There was a time when the slide-out Qwerty keyboard was the next latest thing to come out of mobile technology. It made sense in an age of text messaging, as it gave people the same computer keyboard they were accustomed to, but on a smaller scale. Over time, however, the slide-out keyboard has gone the way of the dinosaur and touchscreen mobile devices are everywhere. Did field service mobile apps miss the boat on this convenient technology, or has field service management gone beyond Qwerty keyboards?
Mobility is entrenched in field service management. That’s because the correct mobile device is key to any mobile strategy’s success. A survey conducted by Aberdeen Group said that 80% of field service management companies use mobile devices as part of their activities. It’s one of the top investment opportunities for field service businesses. And the focus in field service has turned to field service mobile apps and the devices technicians use.
But does that include the Qwerty keyboard? Technicians are filling out work orders, checklists and completing notes, so it would seem like a full keyboard on the job site would be of benefit. Unfortunately, Qwerty has seen its share in the mobile market plummet, and touchscreen devices are reigning supreme. And for very good reason as well.
All-access field service mobile apps
In today’s field service management landscape, the focus is on the ability to access all information available. Furthermore, technicians want to access it all from one screen on one device. That’s where Qwerty falls behind, and touchscreen phones pull ahead in the race. If all technicians were doing was filling out work orders, then yes, using a Qwerty phone would be exactly what they would need. But technicians need to access more information from the mobile device than ever before. And field service mobile apps are growing in ability that can’t be matched by these slide-out phones.

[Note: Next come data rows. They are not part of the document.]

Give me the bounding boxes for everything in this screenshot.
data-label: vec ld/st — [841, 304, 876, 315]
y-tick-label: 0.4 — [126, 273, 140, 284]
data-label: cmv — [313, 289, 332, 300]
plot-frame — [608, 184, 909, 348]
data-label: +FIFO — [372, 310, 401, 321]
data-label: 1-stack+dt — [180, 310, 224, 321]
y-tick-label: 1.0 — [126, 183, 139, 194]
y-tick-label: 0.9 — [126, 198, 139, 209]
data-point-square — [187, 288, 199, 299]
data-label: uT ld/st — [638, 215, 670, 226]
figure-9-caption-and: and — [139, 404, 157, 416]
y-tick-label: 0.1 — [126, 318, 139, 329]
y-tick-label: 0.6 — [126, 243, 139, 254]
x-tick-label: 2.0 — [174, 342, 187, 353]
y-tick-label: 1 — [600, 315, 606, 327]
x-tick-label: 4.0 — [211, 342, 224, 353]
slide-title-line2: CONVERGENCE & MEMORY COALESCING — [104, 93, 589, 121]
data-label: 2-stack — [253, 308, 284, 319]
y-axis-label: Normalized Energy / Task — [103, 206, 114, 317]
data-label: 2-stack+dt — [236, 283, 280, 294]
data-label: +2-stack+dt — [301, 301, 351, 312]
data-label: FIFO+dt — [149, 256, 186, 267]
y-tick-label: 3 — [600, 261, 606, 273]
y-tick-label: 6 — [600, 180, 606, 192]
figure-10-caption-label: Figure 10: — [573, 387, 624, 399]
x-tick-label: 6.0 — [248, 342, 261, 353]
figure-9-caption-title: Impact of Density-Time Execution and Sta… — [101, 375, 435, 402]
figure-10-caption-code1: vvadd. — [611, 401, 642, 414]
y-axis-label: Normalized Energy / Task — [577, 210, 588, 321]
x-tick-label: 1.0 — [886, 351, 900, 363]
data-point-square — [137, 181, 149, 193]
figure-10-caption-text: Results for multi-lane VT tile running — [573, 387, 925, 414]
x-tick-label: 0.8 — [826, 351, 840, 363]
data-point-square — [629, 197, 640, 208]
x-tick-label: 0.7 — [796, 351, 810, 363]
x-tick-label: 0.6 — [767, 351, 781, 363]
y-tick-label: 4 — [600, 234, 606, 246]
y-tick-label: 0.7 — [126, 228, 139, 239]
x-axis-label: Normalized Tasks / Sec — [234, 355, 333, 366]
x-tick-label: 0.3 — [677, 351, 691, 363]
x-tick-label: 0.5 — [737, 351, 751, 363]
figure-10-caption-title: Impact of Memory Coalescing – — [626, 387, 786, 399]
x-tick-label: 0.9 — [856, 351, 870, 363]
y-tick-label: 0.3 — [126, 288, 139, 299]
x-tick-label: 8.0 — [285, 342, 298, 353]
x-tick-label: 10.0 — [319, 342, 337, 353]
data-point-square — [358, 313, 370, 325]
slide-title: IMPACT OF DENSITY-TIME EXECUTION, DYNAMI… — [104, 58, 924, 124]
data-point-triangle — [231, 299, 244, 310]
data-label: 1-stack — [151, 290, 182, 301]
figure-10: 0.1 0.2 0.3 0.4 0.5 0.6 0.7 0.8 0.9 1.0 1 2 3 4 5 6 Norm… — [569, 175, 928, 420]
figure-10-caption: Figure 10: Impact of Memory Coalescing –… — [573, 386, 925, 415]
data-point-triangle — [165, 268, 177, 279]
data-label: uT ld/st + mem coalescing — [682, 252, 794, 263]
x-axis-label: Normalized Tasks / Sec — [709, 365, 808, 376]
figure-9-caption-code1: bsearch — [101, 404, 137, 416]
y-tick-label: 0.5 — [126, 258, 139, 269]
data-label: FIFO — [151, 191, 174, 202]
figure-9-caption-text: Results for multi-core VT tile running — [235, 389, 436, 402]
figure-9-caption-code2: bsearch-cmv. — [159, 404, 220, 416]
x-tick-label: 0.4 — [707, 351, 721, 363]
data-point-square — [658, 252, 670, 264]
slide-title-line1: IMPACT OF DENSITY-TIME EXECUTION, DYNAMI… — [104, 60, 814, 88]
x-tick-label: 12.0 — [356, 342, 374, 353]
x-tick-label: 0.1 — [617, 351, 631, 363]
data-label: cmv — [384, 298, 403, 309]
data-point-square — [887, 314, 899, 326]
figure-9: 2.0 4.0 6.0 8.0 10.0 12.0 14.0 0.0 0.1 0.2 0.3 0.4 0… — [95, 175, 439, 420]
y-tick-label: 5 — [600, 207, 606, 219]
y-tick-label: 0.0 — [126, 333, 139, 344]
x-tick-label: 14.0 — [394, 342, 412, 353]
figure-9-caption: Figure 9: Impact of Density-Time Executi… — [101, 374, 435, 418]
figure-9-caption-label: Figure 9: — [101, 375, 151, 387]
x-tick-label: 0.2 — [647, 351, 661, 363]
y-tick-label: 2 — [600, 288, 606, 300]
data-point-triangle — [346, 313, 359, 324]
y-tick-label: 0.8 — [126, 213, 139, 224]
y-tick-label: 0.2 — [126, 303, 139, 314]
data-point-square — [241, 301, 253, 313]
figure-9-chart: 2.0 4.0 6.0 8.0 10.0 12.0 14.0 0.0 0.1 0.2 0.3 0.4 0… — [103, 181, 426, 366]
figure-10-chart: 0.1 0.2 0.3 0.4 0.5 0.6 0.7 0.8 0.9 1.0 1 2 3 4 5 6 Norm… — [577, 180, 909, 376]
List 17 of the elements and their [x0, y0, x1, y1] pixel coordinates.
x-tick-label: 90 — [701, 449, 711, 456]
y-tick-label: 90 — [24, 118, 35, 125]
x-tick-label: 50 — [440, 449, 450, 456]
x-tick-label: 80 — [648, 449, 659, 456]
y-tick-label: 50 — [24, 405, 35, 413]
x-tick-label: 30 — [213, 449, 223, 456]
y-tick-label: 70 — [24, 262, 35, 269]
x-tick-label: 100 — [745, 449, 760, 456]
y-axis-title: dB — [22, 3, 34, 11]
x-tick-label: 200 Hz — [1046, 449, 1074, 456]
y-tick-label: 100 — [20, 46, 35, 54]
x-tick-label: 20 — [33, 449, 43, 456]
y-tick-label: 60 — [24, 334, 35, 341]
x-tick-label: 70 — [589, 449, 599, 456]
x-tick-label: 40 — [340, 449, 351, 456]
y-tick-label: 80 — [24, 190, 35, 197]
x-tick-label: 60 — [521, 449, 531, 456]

It’s not just about the work order any more. It’s about every work order in the company’s service history, training videos, parts and inventory levels, and GPS tools. Today’s technician is using their mobile device for every aspect of their job, from work to education. So, it’s about getting the most up-to-date, real-time information available in the field. According to Aberdeen’s survey, 59% of leading field service management businesses are using field service mobile apps to share accurate information across business functions in real-time.
That’s what makes touchscreen devices appealing today, as you can open multiple screens on one device. And technicians want the ability to get everything they need on one device, without having to switch screens.
Bring Your Own Device mobile strategy
Have you thought that maybe the Qwerty keyboard is what your technician likes? It’s what they are used to in their everyday life? As long as it can support the field service mobile app, it’s the perfect solution. It has led many to adopt a mobile field service management strategy around Bring Your Own Device (BYOD). This strategy allows technicians to bring their own phones and use them for their job. Considering field service mobile apps can be downloaded on most devices, this strategy lets the technician decide.
When it comes to a mobile strategy, it can be hard to get technicians to buy in. Technicians could be turned off by putting a new device in their hands that they have never used before. It’s the Apple versus Android debate, and some mobile users are loyal to their brand of mobile device. So, don’t make them choose. Let them use the device that is comfortable to them. This will limit training time, and increase the technician’s desire to use the field service mobile app.
With touchscreen technology having the largest market share for mobile devices, technicians are already used to typing on touchscreens. A full keyboard is no longer needed to excel with a field service mobile app. From text messaging to emailing to general browsing on the Internet, our lives revolve around the touchscreen. So, Qwerty has seen its days come and gone in offering convenience. Especially when technicians are bringing their own devices to the job site.
Evolve with mobile technology
It should be apparent that the Qwerty keyboard is well past its prime. At one point, field service management was pushing it as the next great device to use. However, mobile strategy has evolved so much over the last decade that if you aren’t deploying the best mobile devices, you’re missing out on key functionality. And that is what this blog is really about, the functionality of today’s field service mobile apps and how they have advanced. Today, field service mobile apps are tracking our movement in the field. They offer technicians insight into the business and are being deployed with third-party vendors.
Your mobile strategy, like anything field service management related, must evolve, and that includes upgrading devices. Getting stuck with a device from 10 years ago isn’t going to provide you with the same real-time information. And using the same process from a decade ago for field service management isn’t going to automate and optimize your business, like field service mobile apps can today. The Qwerty keyboard was right for field service at one point. Technicians needed to fill out forms fast and the full keyboard allowed it. At one point, paper-based work orders were also the process every field service business used. Today, powerful field service software is available to handle the work order process. And field service mobile apps have replaced clipboards and pens in the field.
Keep your field service mobile apps in style
Choosing the right field service mobile app is like choosing the right phone. You need the functionality; the features and you have to keep the future in mind. As the Qwerty keyboard went out of style, so too did small touchscreen devices. Now it’s about larger screens with more room to type and watch a video. Design your mobile strategy around a field service mobile app that won’t go out of style in a short timeframe. And one that will give your technicians the ability to complete jobs faster and have greater access to information.